Combating Global Climate Change at the Regional Scale

by Lisa Foderaro |December 10, 2019
photo of panelists at event

Panelists from left to right: Alex Halliday, Ruth deFries, Joshua Fisher, Lisa Sachs, Jason Bordoff, V. Faye McNeill. Photo: Eileen M. Barroso/Office of Communications and Public Affairs

With climate change affecting different parts of the world in different ways, a group of Columbia University faculty members gathered last week to examine regional approaches to the climate crisis in a forum that marked the 10th anniversary of the Columbia Global Centers.

The panel discussion, “Combating Climate Change: Regional Responses to Global Challenges,” touched on topics as wide-ranging as food security in India, metal mining in Latin America, drought in the Middle East, and air quality in Africa. Although the participants’ research spanned both geographic and subject areas, they seemed to agree on one thing: there is no one-size-fits-all strategy for dealing with climate change.

The participants said, too, that engagement with the Columbia Global Centers — located in nine major cities, from Mumbai to Istanbul to Santiago — helped them appreciate the distinct characteristics and priorities of each region when it comes to the climate crisis.
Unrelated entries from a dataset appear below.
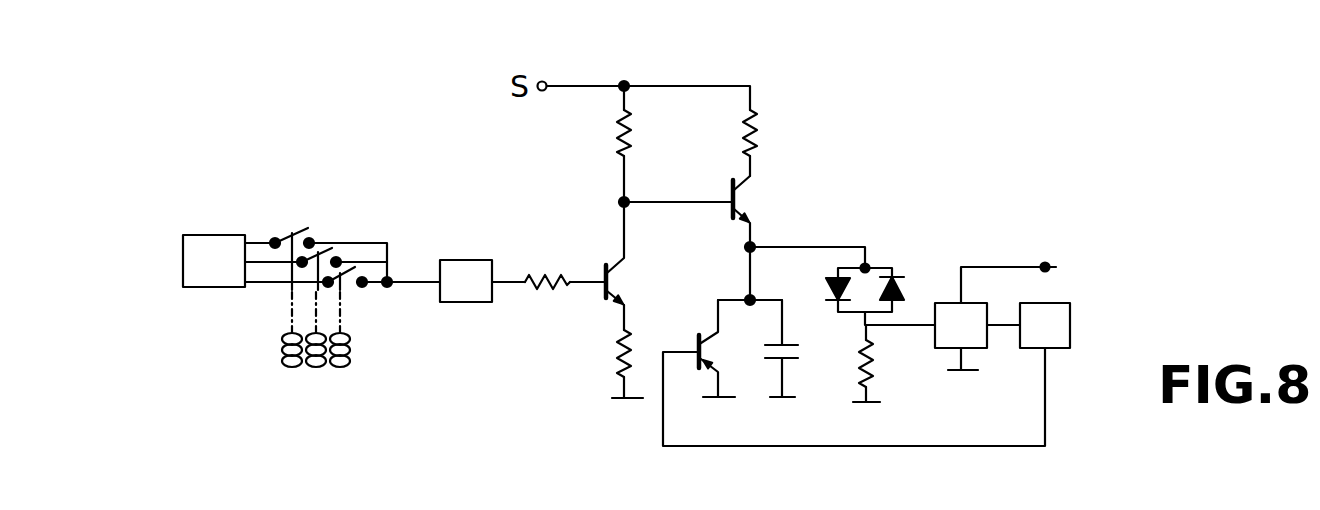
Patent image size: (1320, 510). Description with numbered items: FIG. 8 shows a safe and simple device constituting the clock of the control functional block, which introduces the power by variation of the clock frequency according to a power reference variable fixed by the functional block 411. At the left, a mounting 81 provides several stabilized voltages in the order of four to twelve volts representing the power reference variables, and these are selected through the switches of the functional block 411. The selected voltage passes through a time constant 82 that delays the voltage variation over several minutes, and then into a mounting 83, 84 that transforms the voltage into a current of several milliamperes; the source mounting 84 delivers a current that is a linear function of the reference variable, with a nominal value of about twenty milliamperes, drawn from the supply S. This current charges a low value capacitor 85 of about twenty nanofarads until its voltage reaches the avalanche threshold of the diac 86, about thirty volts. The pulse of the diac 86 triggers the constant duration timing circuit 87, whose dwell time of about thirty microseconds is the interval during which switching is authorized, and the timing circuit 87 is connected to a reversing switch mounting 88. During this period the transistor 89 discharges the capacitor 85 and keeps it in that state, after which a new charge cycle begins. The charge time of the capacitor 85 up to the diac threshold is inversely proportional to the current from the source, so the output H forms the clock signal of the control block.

The mounting providing several stabilized voltages 81 is at (255, 261).
The time constant 82 is at (466, 281).
The mounting transforming voltage into current 83 is at (620, 283).
The source mounting of a current 84 is at (737, 197).
The low value capacitor 85 is at (790, 345).
The diac 86 is at (912, 252).
The constant duration timing circuit 87 is at (1010, 309).
The reversing switch mounting 88 is at (1028, 325).
The transistor 89 is at (706, 345).
The functional block fixing the power reference variable 411 is at (355, 383).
Jason Bordoff, director of the Center on Global Energy Policy, said that one of the key takeaways from the Global Centers is the “perspective of what a global problem looks like,” adding that it looks “really different in Bangladesh than it does in Berkeley, California.” As an example, he said that while there was a campaign to bypass natural gas — cleaner than coal, but still a fossil fuel — and move straight to renewable energy in the United States, such an approach was unrealistic in places like China or Africa.

“Brookline, Massachusetts and Berkeley, California have banned the use of natural gas for heating,” he pointed out. “We can debate whether that’s a sensible policy solution in Brookline or Berkeley. It’s not when you are using firewood and dung for cooking and when switching to liquified natural gas would be a massive win.”

The panel brought together a diverse group of Earth Institute scholars. In addition to Bordoff, a top adviser on energy and climate in the Obama administration, the panelists were Ruth DeFries, University Professor and Denning Family Professor of Sustainable Development; Josh Fisher, director of the Earth Institute’s Advanced Consortium on Cooperation, Conflict and Complexity; Lisa Sachs, director of the Columbia Center on Sustainable Investment; and V. Faye McNeill, professor of chemical engineering. The discussion was moderated by Alex Halliday, director of the Earth Institute.

Halliday asked the panel whether they detected a new sense of urgency among elected officials and policy makers around the world. The response was a resounding “yes,” though not necessarily in the ways one might expect.

In India, for instance — where DeFries is studying the move away from nutritious, drought-resistant grains like sorghum and millet in favor of rice and wheat — the conversation on climate change “has really taken hold.” Until a few years ago, she said, it was difficult even to broach the subject since global warming was viewed as “Western-driven” or “somebody else’s problem.”

Still, discussion of climate in India often centers on water, agriculture, migration and other impacts, rather than on the greenhouse gas emissions responsible for them. “Most of the concern and conversation is around climate adaptation and how is the country going to live with these risks,” said DeFries.

In Chile and Brazil, where Sachs is researching energy-intense mines that will yield important metals for clean technologies, climate change is very much on the minds of industrial leaders and investors. “I’m not sure they are yet asking the right questions or necessarily taking all of the appropriate actions,” she said, “but I think the interest and openness to have that discussion has changed a lot in recent years.”

Noting the different approaches to climate around the world, Halliday observed that in the United States, it is cities, states and private philanthropies that are advancing the agenda, absent leadership from the Trump administration. He asked whether the panelists gleaned strategies worth emulating in other countries, where “you think these guys have got it right and we should actually follow them?”

In Bordoff’s view, countries that are either autocratic or very wealthy can best tackle emissions. “Command-and-control governments are pretty effective,” he said. “When China makes a decision about a target it wants to hit, where it wants to lead the world in electrification of vehicles or the solar industry, it does it. We have seen leadership in Scandinavia, but these are countries that have the resources and means to do this.”

Many countries, however, now face political and economic headwinds, such as rising populist movements, that threaten to slow the transition to clean energy. “Climate policy has a cost,” said Bordoff. “It’s much less than the cost of climate change, but it does have a cost. And there really is a concern about what we see — not just in the streets of Paris, but elsewhere — with whether people will be willing to accept that.”